The business of Stitches by Chloe is conducted wherever Vaughan
runs into someone who needs a set of colors or a blinker hood or a
girth cover. Though this happens as often in the parking lot as in
the racing secretary's office, her official office and showroom is a
26-foot trailer stationed at Pimlico. Another trailer, at Laurel,
serves as a workshop and warehouse for Vaughan. Whereas horse
owners once had to send out to more distant seamstresses for a rush
order on a new set of colors, now Vaughan and her 22 part-time
helpers can stitch them up overnight in the Laurel trailer.
Chloe Vaughan has been around horses all her life. She grew up on
a 250-acre farm in Columbia, Tenn., 40 miles outside Nashville, where
the Vaughans grew alfalfa and raised horses.
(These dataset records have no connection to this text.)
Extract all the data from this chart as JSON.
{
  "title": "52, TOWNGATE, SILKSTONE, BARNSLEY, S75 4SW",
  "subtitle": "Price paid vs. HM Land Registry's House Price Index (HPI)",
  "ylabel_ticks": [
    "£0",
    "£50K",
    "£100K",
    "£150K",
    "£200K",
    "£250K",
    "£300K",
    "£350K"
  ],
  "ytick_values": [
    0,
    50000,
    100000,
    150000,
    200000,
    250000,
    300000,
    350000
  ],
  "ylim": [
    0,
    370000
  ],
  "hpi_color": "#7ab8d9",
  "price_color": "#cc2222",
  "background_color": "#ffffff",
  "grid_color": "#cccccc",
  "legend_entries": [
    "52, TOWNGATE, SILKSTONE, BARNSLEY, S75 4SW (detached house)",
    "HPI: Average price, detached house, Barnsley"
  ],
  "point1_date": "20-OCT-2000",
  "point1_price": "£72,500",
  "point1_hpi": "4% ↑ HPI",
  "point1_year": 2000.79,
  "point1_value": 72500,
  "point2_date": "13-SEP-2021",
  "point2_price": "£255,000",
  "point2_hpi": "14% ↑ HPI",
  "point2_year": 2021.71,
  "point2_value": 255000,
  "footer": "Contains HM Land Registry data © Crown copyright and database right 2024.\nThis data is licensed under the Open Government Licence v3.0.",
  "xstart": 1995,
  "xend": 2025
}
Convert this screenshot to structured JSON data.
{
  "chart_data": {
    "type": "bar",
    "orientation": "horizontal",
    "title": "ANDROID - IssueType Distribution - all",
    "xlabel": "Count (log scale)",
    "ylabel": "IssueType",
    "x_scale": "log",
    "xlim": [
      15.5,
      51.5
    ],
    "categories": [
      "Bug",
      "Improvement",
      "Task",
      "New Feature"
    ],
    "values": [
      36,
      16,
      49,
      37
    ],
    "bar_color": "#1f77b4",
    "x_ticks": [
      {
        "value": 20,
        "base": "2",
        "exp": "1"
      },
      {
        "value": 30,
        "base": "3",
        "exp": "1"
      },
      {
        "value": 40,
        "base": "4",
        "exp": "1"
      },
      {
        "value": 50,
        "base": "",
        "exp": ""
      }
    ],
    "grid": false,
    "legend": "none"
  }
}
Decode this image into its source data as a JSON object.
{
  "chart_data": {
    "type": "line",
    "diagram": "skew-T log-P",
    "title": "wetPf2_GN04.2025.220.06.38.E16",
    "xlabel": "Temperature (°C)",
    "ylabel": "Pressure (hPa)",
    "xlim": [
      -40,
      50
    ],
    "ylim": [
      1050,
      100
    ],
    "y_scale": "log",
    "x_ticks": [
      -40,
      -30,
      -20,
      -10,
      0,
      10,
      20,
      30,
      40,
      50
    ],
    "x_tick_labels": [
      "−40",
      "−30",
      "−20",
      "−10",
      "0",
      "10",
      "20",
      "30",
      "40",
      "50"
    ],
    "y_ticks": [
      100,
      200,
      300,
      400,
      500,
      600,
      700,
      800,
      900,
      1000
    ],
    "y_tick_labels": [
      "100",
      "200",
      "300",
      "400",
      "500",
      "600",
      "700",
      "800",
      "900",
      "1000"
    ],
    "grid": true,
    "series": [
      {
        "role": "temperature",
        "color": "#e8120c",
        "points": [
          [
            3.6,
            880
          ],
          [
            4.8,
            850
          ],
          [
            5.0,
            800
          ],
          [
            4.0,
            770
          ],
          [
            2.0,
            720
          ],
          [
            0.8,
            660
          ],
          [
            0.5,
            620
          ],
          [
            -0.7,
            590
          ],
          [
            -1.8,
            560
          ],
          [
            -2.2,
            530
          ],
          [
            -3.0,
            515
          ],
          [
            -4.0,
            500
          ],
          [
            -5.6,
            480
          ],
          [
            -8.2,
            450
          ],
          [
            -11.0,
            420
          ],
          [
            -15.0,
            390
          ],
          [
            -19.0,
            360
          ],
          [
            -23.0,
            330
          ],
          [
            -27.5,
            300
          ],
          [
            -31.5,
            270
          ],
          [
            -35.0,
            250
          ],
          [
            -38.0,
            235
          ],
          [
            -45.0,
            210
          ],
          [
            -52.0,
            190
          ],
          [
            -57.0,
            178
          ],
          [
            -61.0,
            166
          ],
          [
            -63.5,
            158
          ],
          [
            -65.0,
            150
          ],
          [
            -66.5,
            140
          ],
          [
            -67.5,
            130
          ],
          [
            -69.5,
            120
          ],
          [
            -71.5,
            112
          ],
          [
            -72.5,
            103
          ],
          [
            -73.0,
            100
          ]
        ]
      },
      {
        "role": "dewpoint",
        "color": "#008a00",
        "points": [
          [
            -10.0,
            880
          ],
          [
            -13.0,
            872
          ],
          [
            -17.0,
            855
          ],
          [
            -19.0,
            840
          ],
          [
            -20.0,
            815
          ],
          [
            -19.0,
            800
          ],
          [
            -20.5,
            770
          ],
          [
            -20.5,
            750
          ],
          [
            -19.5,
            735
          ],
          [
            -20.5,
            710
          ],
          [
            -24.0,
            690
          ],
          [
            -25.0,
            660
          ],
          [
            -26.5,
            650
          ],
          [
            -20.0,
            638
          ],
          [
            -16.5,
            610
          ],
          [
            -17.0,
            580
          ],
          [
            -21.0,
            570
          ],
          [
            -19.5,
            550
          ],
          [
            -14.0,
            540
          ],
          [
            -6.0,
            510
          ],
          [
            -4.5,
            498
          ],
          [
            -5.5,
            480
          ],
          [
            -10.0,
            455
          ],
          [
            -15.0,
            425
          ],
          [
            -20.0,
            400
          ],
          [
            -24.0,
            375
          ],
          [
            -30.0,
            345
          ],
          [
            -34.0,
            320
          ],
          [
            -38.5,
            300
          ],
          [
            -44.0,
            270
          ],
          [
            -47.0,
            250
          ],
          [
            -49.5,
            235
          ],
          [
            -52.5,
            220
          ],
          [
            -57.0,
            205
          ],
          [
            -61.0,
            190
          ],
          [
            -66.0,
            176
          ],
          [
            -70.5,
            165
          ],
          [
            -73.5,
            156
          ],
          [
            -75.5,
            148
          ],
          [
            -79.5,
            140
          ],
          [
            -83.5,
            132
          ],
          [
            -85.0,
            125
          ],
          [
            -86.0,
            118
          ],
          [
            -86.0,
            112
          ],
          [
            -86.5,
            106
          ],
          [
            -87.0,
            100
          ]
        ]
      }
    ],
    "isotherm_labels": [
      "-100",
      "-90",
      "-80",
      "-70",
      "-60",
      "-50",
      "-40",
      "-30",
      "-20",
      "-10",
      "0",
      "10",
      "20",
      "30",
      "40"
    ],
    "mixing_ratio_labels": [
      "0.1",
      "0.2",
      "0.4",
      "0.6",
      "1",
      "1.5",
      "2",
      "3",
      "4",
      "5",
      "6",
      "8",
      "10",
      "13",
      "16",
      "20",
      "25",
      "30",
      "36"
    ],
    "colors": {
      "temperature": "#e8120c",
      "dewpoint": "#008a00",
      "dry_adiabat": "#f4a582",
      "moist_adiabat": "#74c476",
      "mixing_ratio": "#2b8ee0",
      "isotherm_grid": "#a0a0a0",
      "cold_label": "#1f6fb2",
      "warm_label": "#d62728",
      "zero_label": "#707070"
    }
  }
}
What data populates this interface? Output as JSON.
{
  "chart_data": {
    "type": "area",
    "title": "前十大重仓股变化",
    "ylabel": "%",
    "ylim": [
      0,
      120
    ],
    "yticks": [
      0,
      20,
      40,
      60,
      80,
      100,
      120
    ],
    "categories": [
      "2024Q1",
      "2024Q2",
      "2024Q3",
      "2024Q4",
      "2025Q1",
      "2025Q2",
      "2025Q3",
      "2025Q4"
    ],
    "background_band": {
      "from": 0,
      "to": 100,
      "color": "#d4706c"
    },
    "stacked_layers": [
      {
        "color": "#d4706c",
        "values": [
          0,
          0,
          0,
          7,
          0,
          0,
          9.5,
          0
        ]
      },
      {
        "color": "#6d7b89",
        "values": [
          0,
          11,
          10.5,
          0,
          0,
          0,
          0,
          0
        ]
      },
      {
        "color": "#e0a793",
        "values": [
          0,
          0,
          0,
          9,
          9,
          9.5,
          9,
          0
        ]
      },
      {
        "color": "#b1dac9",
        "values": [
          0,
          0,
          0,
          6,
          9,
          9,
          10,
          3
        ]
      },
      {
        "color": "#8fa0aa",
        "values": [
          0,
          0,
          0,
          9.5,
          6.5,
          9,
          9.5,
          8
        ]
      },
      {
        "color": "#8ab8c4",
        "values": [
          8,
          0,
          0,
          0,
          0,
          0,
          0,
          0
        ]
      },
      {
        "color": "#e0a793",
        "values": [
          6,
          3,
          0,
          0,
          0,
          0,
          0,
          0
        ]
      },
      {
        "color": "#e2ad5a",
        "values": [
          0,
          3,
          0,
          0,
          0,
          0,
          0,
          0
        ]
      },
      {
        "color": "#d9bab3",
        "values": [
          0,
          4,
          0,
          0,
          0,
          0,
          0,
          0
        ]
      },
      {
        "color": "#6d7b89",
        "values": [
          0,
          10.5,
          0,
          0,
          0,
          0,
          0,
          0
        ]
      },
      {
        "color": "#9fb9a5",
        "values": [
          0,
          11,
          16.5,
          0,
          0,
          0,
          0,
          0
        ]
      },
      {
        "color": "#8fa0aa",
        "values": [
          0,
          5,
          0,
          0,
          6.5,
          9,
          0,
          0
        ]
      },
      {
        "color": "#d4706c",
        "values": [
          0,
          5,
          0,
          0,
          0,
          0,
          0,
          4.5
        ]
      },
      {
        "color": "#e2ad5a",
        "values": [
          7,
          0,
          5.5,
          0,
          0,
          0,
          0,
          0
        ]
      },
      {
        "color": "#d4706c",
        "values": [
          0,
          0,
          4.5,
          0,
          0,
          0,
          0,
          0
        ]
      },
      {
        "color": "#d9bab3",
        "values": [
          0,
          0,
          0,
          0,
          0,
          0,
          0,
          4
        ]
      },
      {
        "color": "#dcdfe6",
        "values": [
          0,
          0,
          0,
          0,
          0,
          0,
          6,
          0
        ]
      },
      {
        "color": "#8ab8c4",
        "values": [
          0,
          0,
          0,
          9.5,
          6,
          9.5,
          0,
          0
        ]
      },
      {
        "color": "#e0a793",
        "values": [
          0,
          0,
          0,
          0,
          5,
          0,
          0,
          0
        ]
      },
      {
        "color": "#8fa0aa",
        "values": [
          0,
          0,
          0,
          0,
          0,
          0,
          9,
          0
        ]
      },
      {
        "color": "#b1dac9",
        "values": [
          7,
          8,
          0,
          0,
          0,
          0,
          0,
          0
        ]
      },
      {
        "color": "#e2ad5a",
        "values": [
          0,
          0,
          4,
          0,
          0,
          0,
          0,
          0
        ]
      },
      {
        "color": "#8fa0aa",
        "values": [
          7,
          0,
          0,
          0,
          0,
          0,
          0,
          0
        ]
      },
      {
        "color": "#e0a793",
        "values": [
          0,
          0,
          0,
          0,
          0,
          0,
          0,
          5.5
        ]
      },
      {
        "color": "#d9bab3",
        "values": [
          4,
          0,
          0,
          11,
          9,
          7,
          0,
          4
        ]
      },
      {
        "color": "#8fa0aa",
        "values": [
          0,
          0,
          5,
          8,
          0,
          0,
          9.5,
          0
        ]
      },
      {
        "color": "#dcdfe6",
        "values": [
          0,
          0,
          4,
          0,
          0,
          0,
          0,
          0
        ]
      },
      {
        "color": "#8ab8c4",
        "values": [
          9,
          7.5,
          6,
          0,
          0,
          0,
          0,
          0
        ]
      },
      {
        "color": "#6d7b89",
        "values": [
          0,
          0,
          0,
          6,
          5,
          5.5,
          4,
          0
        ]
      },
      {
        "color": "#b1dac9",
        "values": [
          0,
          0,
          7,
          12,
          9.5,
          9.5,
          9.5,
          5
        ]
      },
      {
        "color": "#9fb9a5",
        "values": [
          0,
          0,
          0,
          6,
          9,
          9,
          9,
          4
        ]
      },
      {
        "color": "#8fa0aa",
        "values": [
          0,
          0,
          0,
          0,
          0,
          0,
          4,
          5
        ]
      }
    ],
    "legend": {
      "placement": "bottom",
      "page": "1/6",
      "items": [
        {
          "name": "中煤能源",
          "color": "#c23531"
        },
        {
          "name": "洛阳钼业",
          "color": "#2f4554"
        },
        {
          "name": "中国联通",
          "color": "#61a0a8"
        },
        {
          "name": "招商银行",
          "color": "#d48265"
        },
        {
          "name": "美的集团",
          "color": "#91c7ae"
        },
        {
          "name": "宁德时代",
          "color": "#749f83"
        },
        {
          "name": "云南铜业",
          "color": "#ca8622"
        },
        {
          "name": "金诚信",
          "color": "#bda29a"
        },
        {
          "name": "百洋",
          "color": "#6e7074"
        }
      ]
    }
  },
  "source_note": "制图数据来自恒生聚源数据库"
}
For three years she exercised horses at half a dozen East Coast
tracks, including Saratoga. In 1978 she went to England and worked
for William Hastings-Bass, a trainer for the Queen. The following
year, back in the States, she married one of her Hastings-Bass
co-workers, British jockey Stewart Young. A respected jockeys'
agent, who had seen Vaughan ride, told her she could probably pull in
$150,000 her first year as an apprentice jockey. As a child Vaughan
had dreamed of being a jockey and was flattered by the agent's faith
in her, but one jockey in the family seemed enough. Besides, Vaughan
wanted something all her own.
Her silks business just sort of evolved. ''As an exercise rider my
day started at 5:30 a.m.,'' Vaughan says, ''but I was done by 10, so
I had plenty of time for other things.'' She began stitching up
saddlecloths and colors, first for friends and then for customers.
After four years of part-time work, she bought a trailer and hung out
a shingle. Before long, Vaughan had more work than she could easily
Vaughan is reluctant to reveal her annual volume of business (''I
just want people to know I work hard; there are already enough
inflated ideas around here about what I make''), but she does admit
to having a file of more than 2,800 patterns for individual sets of
colors. And at $75 to $165 per jacket, plus $16 for a helmet cover,
it adds up.
In the early days of horse racing, colors were made of real silk
and fastened in the front with fancy buttons. But with silk $40 a
yard wholesale, today's silks are made out of nylon -- inexpensive,
lightweight and fast drying -- and are fastened with Velcro strips.
Rules about jockeys' dress, usually laid down by state racing
commissions, differ somewhat across the country, but every state
with racing has some rules and a lot of conventions: For example, the
fact that colors are inheritable is a convention, not a rule. In New
York, where The Jockey Club holds sway, there are more rules than you
can shake a crop at. While four different colors, for instance --
none of them can be navy blue, which is easily confused with black --
are permitted on any one garment, only two are allowed on the bodice
and two more on the sleeves. New York regulations also specify what
symbols -- stars, diamonds, lightning bolts, chevrons, etc. -- are
allowed and how wide stripes can be.
But almost anything goes in Maryland, as long as it doesn't
duplicate colors already registered. Vaughan's customers can order
all sorts of silks, from all silver-lame to a set featuring a big red
heart with a monogram in the center and small red hearts sprinkled
over the sleeves.
In her three years in business Vaughan has made some important
friends, among them Charles (Chick) Lang, executive vice-president
and general manager of Pimlico and a power broker in the world of
racing. Lang took a liking to Vaughan when, three Preaknesses ago,
she pitched in and worked all night mending small rips and frays in 6
of the 10 colors entered in the race the next day.
Still, Vaughan misses working with horses. ''What I'd really like
to do,'' she says a little wistfully, ''is train.'' END


ANDREW POPPER Among the silks in the colors room at Pimlico are many Vaughan has sewn herself.